Problema del calore residuo del riscaldatore a canale caldo e relativo impatto sull'efficienza del ciclo di stampaggio a iniezione
L'inerzia termica e il calore residuo dei riscaldatori dei canali caldi sono fattori chiave nascosti che limitano la velocità del ciclo di stampaggio a iniezione. Molte linee di produzione non possono abbreviare ulteriormente i cicli di stampaggio nonostante la velocità di iniezione e il tempo di raffreddamento dello stampo siano ottimizzati. Il collo di bottiglia risiede nel calore residuo incontrollabile degli elementi riscaldanti dei canali caldi. Dopo lo spegnimento-, i normali riscaldatori trattengono grandi quantità di calore residuo e continuano a riscaldare i canali, causando il surriscaldamento della fusione, il degrado del materiale e un ritardo nell'apertura dello stampo. La struttura del riscaldatore a basso-residuo-ottimizza la velocità di risposta termica, riduce i tempi di attesa del ciclo e migliora l'efficienza produttiva con un accurato monitoraggio del calore residuo della termocoppia.
Il calore residuo ha origine dall'eccessivo accumulo di calore delle strutture di riscaldamento tradizionali. I normali tubi di riscaldamento adottano un guscio spesso e una struttura isolante ad alto accumulo di calore, che immagazzinano una grande quantità di energia termica durante l'accensione-del riscaldamento. Dopo l'interruzione dell'alimentazione, il calore immagazzinato viene rilasciato lentamente e in modo continuo, impedendo alla temperatura del corridore di scendere rapidamente. Nella produzione ciclica ad alta-velocità, il calore residuo si sovrappone al ciclo di riscaldamento successivo-, con conseguente aumento cumulativo della temperatura e surriscaldamento del materiale fuso.

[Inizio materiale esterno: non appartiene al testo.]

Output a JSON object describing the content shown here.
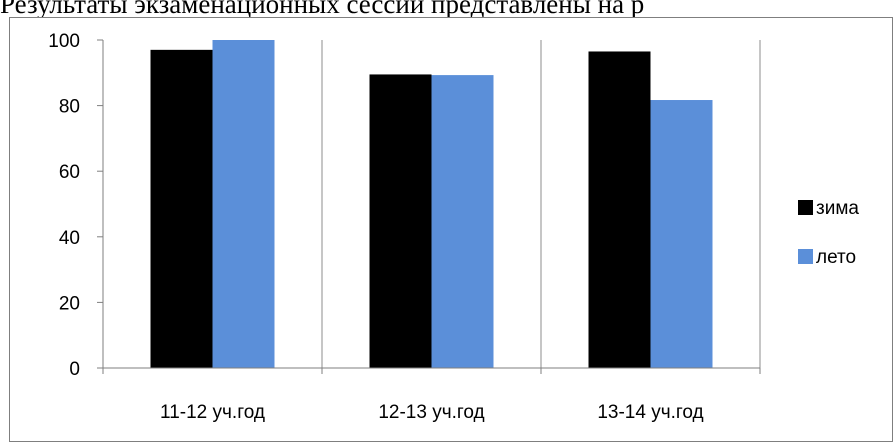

Un eccessivo calore residuo limita il miglioramento dell’efficienza del ciclo. Per evitare il surriscaldamento del materiale e la carbonizzazione causata dal calore residuo, le linee di produzione devono impostare tempi di attesa più lunghi tra i cicli, sacrificando la velocità di stampaggio a favore della stabilità del processo. La deriva della temperatura del calore residuo rende inoltre impossibile ottimizzare al limite i parametri di processo, limitando l’aggiornamento della capacità produttiva.
Il calore residuo incontrollato provoca un degrado delle prestazioni del materiale. La cottura continua del calore residuo fa sì che la fusione rimanga in uno stato di alta-temperatura per un tempo extra, con conseguente decomposizione della catena molecolare, ingiallimento del materiale e calo delle prestazioni meccaniche. I prodotti finiti hanno una tenacità ridotta e una resistenza alla trazione instabile, che influiscono sulle prestazioni del servizio del prodotto.

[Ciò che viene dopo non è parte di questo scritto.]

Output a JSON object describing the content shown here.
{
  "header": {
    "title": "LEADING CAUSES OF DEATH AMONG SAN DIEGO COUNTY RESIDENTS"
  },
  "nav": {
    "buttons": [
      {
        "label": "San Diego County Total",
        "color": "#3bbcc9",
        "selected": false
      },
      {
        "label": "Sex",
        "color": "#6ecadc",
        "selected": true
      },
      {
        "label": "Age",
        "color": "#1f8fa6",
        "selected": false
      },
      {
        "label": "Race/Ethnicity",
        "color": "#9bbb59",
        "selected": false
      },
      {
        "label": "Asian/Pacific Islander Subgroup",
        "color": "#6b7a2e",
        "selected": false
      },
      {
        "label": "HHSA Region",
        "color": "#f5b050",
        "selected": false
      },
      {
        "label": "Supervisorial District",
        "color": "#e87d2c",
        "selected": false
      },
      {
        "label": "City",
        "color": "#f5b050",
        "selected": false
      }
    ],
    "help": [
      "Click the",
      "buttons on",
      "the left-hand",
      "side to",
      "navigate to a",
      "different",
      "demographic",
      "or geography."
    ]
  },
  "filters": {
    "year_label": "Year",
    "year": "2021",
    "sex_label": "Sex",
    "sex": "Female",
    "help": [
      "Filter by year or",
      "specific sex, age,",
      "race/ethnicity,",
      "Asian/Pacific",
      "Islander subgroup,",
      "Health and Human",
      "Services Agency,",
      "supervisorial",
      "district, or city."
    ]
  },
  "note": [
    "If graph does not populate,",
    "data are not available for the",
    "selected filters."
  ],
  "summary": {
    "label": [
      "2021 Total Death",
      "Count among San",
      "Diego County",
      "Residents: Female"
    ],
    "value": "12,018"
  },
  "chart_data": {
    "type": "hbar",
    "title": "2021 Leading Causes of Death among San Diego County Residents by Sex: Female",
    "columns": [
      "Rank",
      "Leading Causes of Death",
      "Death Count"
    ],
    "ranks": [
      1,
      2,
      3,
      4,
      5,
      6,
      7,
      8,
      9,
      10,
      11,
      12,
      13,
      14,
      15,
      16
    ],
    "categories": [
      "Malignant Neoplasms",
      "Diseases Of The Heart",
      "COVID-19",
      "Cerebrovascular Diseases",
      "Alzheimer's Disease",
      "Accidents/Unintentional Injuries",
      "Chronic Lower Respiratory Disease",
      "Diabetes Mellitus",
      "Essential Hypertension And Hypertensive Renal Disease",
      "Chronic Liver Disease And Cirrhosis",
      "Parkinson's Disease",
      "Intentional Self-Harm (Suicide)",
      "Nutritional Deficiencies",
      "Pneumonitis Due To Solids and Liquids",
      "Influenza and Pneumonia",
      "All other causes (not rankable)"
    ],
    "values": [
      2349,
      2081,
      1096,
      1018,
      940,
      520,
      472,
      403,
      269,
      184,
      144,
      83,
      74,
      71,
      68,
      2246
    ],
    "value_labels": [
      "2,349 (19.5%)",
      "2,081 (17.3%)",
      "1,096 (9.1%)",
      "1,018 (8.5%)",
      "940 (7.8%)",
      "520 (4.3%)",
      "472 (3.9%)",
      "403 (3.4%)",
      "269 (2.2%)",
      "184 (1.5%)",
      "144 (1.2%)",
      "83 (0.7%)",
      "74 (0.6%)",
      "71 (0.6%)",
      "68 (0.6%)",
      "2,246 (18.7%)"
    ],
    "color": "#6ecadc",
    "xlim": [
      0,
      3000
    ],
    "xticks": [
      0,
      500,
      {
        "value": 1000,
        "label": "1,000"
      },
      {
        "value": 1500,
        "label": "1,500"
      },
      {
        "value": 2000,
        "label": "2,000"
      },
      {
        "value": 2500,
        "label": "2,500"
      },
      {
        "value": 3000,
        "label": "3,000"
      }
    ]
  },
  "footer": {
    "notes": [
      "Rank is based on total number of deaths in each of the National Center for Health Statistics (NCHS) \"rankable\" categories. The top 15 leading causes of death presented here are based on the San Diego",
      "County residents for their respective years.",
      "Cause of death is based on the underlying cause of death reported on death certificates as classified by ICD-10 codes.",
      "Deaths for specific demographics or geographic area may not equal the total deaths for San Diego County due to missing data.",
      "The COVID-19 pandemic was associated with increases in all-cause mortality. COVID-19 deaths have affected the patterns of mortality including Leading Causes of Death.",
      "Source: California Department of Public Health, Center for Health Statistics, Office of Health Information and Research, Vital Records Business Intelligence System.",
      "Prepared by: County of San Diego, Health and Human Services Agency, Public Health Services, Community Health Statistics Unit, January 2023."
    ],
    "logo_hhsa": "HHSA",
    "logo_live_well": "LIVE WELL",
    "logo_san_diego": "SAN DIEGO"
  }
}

I riscaldatori a canale caldo ottimizzati riducono sostanzialmente l'accumulo termico e il calore residuo. La struttura a-parete sottile-a bassa capacità di calore-riduce al minimo il volume di accumulo di calore, garantendo una rapida dissipazione del calore dopo lo-spegnimento. La disposizione uniforme dei cavi di riscaldamento riduce la generazione di calore ridondante, rendendo le curve di aumento e diminuzione della temperatura più lineari e controllabili. Nei cicli continui non si verifica alcuna sovrapposizione di calore residuo cumulativo.
Il monitoraggio preciso del calore residuo della termocoppia realizza un controllo intelligente del ciclo. I sensori termocoppia acquisiscono dati sull'attenuazione del calore residuo in tempo reale-, consentendo all'apparecchiatura di avviare il ciclo successivo solo dopo che la temperatura è scesa sotto la soglia di sicurezza. Il giudizio intelligente evita tempi di attesa artificiali e conservativi, massimizzando la velocità di produzione e garantendo al tempo stesso la sicurezza del processo.
Il sistema di riscaldamento a basso-calore residuo-riduce significativamente il ciclo di stampaggio e migliora la produzione della linea. La risposta termica stabile e il controllo intelligente della termocoppia bilanciano alta efficienza e alta qualità, fornendo soluzioni di produzione ad alta-velocità per le moderne imprese di stampaggio a iniezione.